July 2020 Monthly Insight – Long-term Investing Is Not Reactionary

Posted By T. Lee Sherbakoff, CPA/PFS, CFP® on Jul 1, 2020


“The intelligent investor is a realist who sells to optimists and buys from pessimists.”

— Benjamin Graham, British-born American economist, professor and investor

Before we talk about the economy, the markets, COVID-19 pandemic, or economic inequality, we would like to review with you our general principles for helping you reach your most cherished financial goals and objectives. We believe all enduring, successful investing is essentially goal-focused and planning-driven. We also believe all failed investing is market-focused and event-driven.

Stated another way: every truly successful investor we’ve ever known was executing continuously on a long-term plan. Every failed investor we’ve known continually reacted to sudden and terrifying, yet temporary, market shocks with fear and negative thinking. Thus we’ve found that long-term investing success is marginally a function of the economy and the markets. Rather, long-term investing is a direct function of how the investor reacts—or, more properly, how he or she refuses to react.

We want you to be long-term, goal-focused equity investors, acting on your plan with patience and discipline. A small part of what we do for you is to help craft that plan. The much larger part is helping you to keep the faith in stressful times like these. We continue to believe that no one can forecast, much less time, the equity markets. The only certain way of capturing equities’ superior long-term returns is to sit through their occasionally steep but historically temporary declines.

Half way through 2020, infection rates from the COVID-19 pandemic remain high. In some areas, the economy is slowly reopening. As it continues to reopen, there will inevitably be some flare-ups in new infections. The interaction between the pandemic and the economy in the short to intermediate term is therefore impossible to forecast, as is the timing of a vaccine.

It is also not possible to forecast the near-term course of corporate earnings or dividends, as they—like the economy they reflect—are still largely hostage to the pandemic. That said, the June 30 yield on the 10-year U.S. Treasury note was about two-thirds of one percent (0.65%). We infer from the current state of interest rates that though it is impossible to forecast equity earnings, dividends and prices, few if any of our clients can continue to advance toward the achievement of their long-term financial goals in only bonds, at anything close to today’s yields. This is just another reason why we’ve advised you to stay the course in equities.

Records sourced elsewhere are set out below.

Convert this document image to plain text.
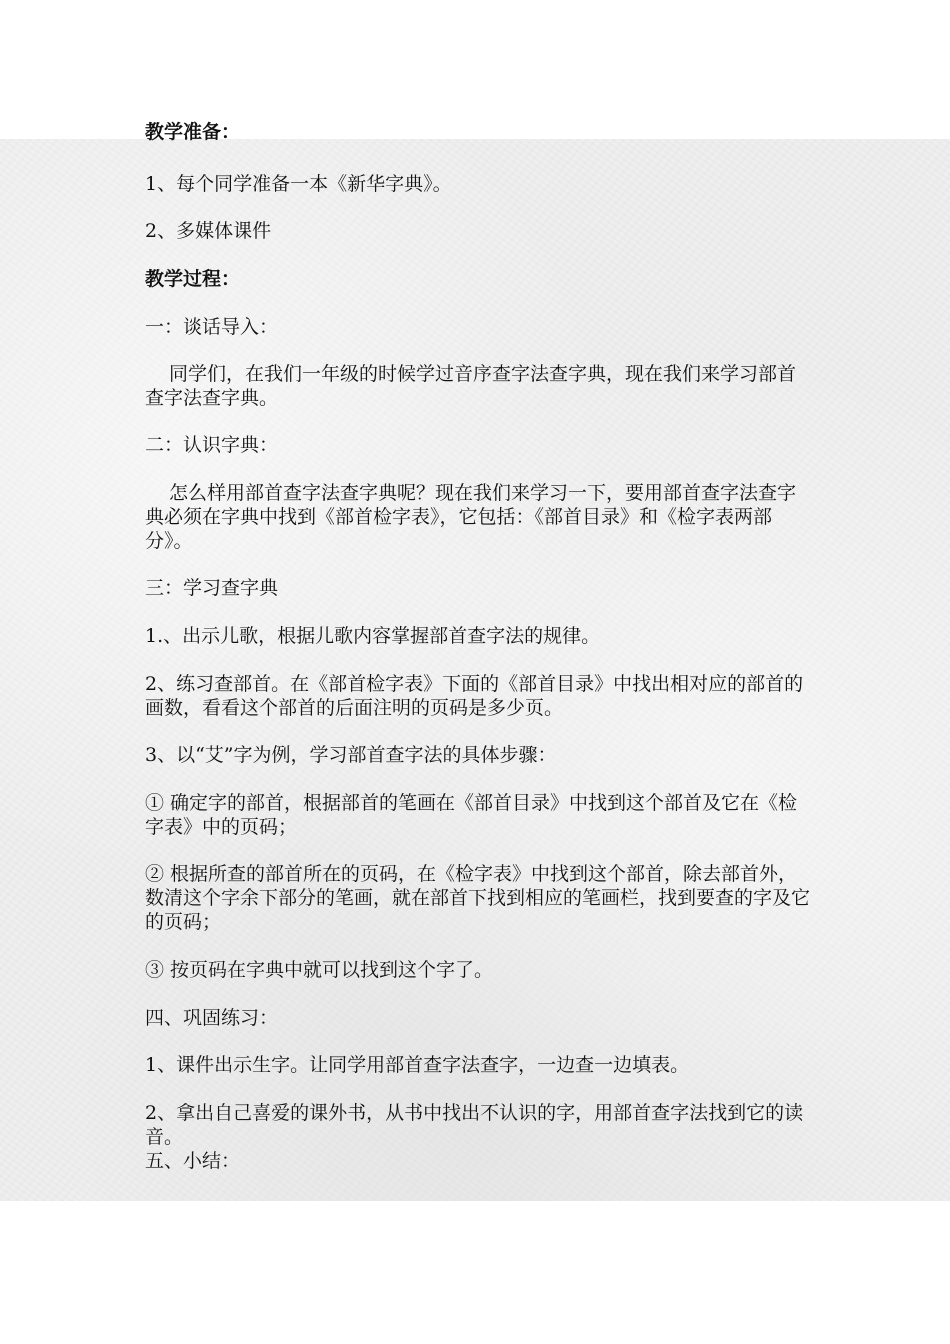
教学准备：

1、每个同学准备一本《新华字典》。

2、多媒体课件

教学过程：

一：谈话导入：

同学们，在我们一年级的时候学过音序查字法查字典，现在我们来学习部首查字法查字典。

二：认识字典：

怎么样用部首查字法查字典呢？现在我们来学习一下，要用部首查字法查字典必须在字典中找到《部首检字表》，它包括：《部首目录》和《检字表两部分》。

三：学习查字典

1.、出示儿歌，根据儿歌内容掌握部首查字法的规律。

2、练习查部首。在《部首检字表》下面的《部首目录》中找出相对应的部首的画数，看看这个部首的后面注明的页码是多少页。

3、以“艾”字为例，学习部首查字法的具体步骤：

① 确定字的部首，根据部首的笔画在《部首目录》中找到这个部首及它在《检字表》中的页码；

② 根据所查的部首所在的页码，在《检字表》中找到这个部首，除去部首外，数清这个字余下部分的笔画，就在部首下找到相应的笔画栏，找到要查的字及它的页码；

③ 按页码在字典中就可以找到这个字了。

四、巩固练习：

1、课件出示生字。让同学用部首查字法查字，一边查一边填表。

2、拿出自己喜爱的课外书，从书中找出不认识的字，用部首查字法找到它的读音。

五、小结：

It should also be noted that even if the pandemic continues to subside and the economy to recover, investors will still have to deal with what may be the most widespread civil unrest in our country in decades, and what promises to be a bitterly partisan presidential election cycle. Emotions seem likely to continue to run high, with unpredictable short-term market consequences.

We hope this summary will convince you of the sheer unknowability of the short- to intermediate-term economic and market outlook. And we also remind you that not one of you is investing for the next one to four calendar quarters. We say again: you are long-term, goal-focused, planning-driven, patient, disciplined investors. Our focus is on history rather than headlines, and our mantra is from Churchill: “The farther back you can look, the farther forward you are likely to see.”

Finally, we would urge you to think back to January 1 of this year. Have your most cherished lifetime financial goals changed since then? If not, we see no compelling reason to change your plan—and no reason at all to change your portfolio. As we’ve said before, be of good cheer. This too shall pass. Optimism remains, to us, the only long-term realism.